Procurement czar calls for bolder buying

4 Aug 05
Local government must step up its efficiency drive by adopting bigger and bolder strategies, the sector's procurement champion Tim Byles has told Public Finance.

05 August 2005

Local government must step up its efficiency drive by adopting bigger and bolder strategies, the sector's procurement champion Tim Byles has told Public Finance.

Byles, chief executive of Norfolk County Council, insisted that much more extensive collaboration on procurement between authorities would dramatically reduce costs.

'Joint procurement is not in any way a challenge to the autonomy of local authorities. But I do see it as a big opportunity,' he said. The Gershon review called on the sector to find £6.45bn of savings, half of which should be cashable, by 2007/08. Figures released in June showed that councils were making total efficiency gains of £1.218bn, exceeding the government's target of £1.035bn.

Byles' own authority of Norfolk has managed to deliver its own three-year efficiency target in the first year, he said, adding that the challenge now was how to maintain this level of improvement. 'As local government is ahead of the target, we've won the opportunity to be a bit more brave. I want to encourage people to think more radically,' he told PF.

Byles' view echoes that of local government minister David Miliband, who last month told the Local Government Association conference that opportunities for joint procurement needed to be explored if councils were to cut costs.

But a report published this week warned that councils could be missing a trick if they chose merely to aggregate contracts rather than use the Gershon programme as an opportunity to reinvest in the local community.

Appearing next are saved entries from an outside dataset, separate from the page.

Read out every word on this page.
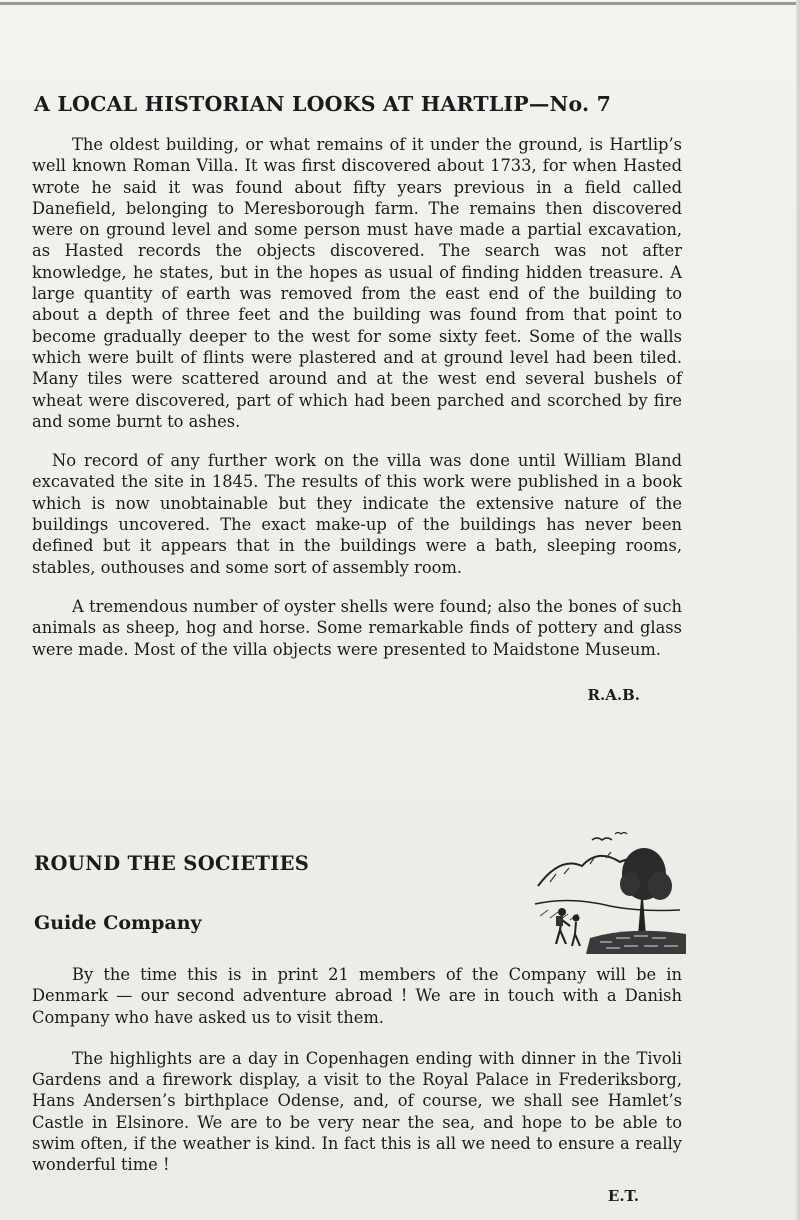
A LOCAL HISTORIAN LOOKS AT HARTLIP—No. 7

The oldest building, or what remains of it under the ground, is Hartlip’s well known Roman Villa. It was first discovered about 1733, for when Hasted wrote he said it was found about fifty years previous in a field called Danefield, belonging to Meresborough farm. The remains then discovered were on ground level and some person must have made a partial excavation, as Hasted records the objects discovered. The search was not after knowledge, he states, but in the hopes as usual of finding hidden treasure. A large quantity of earth was removed from the east end of the building to about a depth of three feet and the building was found from that point to become gradually deeper to the west for some sixty feet. Some of the walls which were built of flints were plastered and at ground level had been tiled. Many tiles were scattered around and at the west end several bushels of wheat were discovered, part of which had been parched and scorched by fire and some burnt to ashes.

No record of any further work on the villa was done until William Bland excavated the site in 1845. The results of this work were published in a book which is now unobtainable but they indicate the extensive nature of the buildings uncovered. The exact make-up of the buildings has never been defined but it appears that in the buildings were a bath, sleeping rooms, stables, outhouses and some sort of assembly room.

A tremendous number of oyster shells were found; also the bones of such animals as sheep, hog and horse. Some remarkable finds of pottery and glass were made. Most of the villa objects were presented to Maidstone Museum.

R.A.B.
ROUND THE SOCIETIES
Guide Company

By the time this is in print 21 members of the Company will be in Denmark — our second adventure abroad ! We are in touch with a Danish Company who have asked us to visit them.

The highlights are a day in Copenhagen ending with dinner in the Tivoli Gardens and a firework display, a visit to the Royal Palace in Frederiksborg, Hans Andersen’s birthplace Odense, and, of course, we shall see Hamlet’s Castle in Elsinore. We are to be very near the sea, and hope to be able to swim often, if the weather is kind. In fact this is all we need to ensure a really wonderful time !

E.T.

Public spending for public benefit, a guide to public procurement, produced on August 1 by the New Economics Foundation, urged local authorities to source more of their contracts locally. According to the NEF, if just 10% of everyday public sector spending were focused on the country's most disadvantaged areas, this would result in £12.5bn of income in a single year, 15 times more than the £835m spent on regeneration.

The think-tank has secured an agreement from the Northeast Centre of Excellence, the regional body charged with encouraging effective collaborative procurement, that it will draw on the lessons of the report.

Justin Sacks, the report's author, said that even back-office services, often an obvious target for efficiency savings, could be used as vehicles for regeneration. 'Public spending should maintain happy, healthy communities, yet all too often the focus is on short-term cost-cutting rather than real best value,' he said.